For more than twenty-five years, in a career that brought him to the forefront of the modern Studio Glass movement, William Morris perfected
a repertoire of techniques that virtually no other American glass artist can equal.Internationally acclaimed for his compelling work with glass,
William Morris approached the demands of glassblowing and glass sculpting with an experimental eye and an innovative hand.

For Morris, glass is an endlessly intriguing material, fragile yet timeless, preserving the spontaneity
of the creative moment unlike any other medium.
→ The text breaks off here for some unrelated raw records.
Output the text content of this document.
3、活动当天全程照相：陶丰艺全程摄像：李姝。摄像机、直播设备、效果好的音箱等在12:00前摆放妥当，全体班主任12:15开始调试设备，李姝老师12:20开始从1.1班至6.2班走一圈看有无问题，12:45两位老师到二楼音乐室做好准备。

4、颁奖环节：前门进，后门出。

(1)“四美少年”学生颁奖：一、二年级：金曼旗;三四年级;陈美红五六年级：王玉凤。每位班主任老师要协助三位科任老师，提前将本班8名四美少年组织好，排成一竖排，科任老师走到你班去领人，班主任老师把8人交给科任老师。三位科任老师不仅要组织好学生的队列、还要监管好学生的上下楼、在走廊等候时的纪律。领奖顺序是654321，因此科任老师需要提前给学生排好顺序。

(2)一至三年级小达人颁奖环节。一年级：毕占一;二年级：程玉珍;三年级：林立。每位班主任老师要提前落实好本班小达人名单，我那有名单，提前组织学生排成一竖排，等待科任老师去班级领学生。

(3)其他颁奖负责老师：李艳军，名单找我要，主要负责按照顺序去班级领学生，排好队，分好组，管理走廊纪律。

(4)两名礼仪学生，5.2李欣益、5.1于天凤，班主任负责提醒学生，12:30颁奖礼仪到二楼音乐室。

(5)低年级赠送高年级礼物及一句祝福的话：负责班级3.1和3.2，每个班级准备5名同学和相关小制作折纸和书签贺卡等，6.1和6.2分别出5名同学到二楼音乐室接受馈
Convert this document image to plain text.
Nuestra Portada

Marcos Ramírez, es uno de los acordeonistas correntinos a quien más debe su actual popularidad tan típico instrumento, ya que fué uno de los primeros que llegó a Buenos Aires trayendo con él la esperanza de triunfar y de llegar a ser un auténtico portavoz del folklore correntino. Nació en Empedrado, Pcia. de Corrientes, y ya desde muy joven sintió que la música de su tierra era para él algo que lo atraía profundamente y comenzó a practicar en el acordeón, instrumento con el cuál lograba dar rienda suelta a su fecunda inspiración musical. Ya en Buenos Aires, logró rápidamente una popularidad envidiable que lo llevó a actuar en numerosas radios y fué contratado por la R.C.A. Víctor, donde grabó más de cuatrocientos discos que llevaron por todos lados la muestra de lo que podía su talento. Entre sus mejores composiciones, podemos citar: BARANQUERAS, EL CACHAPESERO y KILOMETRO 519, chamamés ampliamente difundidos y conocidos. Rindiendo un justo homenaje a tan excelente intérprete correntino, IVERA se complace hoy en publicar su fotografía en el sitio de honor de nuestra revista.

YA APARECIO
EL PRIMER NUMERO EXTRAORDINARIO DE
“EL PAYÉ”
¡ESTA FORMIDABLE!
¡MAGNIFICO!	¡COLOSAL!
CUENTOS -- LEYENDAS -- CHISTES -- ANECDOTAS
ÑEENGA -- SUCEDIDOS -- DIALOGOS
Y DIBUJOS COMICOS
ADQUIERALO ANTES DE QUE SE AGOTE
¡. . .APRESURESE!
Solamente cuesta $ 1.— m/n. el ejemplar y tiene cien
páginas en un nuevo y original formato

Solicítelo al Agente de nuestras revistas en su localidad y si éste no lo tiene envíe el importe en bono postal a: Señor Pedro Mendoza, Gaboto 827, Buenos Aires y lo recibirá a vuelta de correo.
William Morris artworks in glass are
widely admired by artists, sought by collectors, and praised by critics.

He’s simply the best glass blower that America has produced. He has been able to inject content into the ravishing beauty of glass, yet he has in no way compromised the aesthetic pleasures of glass. He has brought an existential depth to glass that is entirely new.

Patterson Sims
Associate Art Director at the Seattle Art Museum

The first time I saw William Morris’ Idols I felt an electric thrill, not only because of the incredible artistic prowess each of them represents, but also because I recognized them. It was like finally finding myself before the intangible beings I had been looking for all my life, that I had glimpsed in dreams and invoked in my writing.

Isabel Allende
Author

By reminding us of the ancient past, we are confronted in Morris’ work by contrast with our troubled present. By avoiding the scolding character of political art, he proposes relief, an escape into the past that is really a window onto the present, a present that sidesteps systems and elevates custom, ritual and a masculinity under assault.

Matthew Kangas
Art Critic and Curator

In looking at Morris’s art, we are reminded of what it is to be ancient, what it is to be human; we momentarily reconnect with that elemental aspect of our psyches this is prehistoric. Beyond his technical brilliance in the craft of blowing and sculpting glass, it is Morris’s ability to enter and work within the realm of the unconscious that makes him a superior artist.

Tina Oldknow
Curator of Modern Glass, The Corning Museum of Glass

William Morris, even after his retirement in 2007, has a special place in the history of modern sculpture in glass. His anthropological empathy, his respect for communal ancestors and civilizations long past, and his uncanny ability to make glass look like everything except, well, glass, certainly created a profound body of work that continues to fascinate audiences.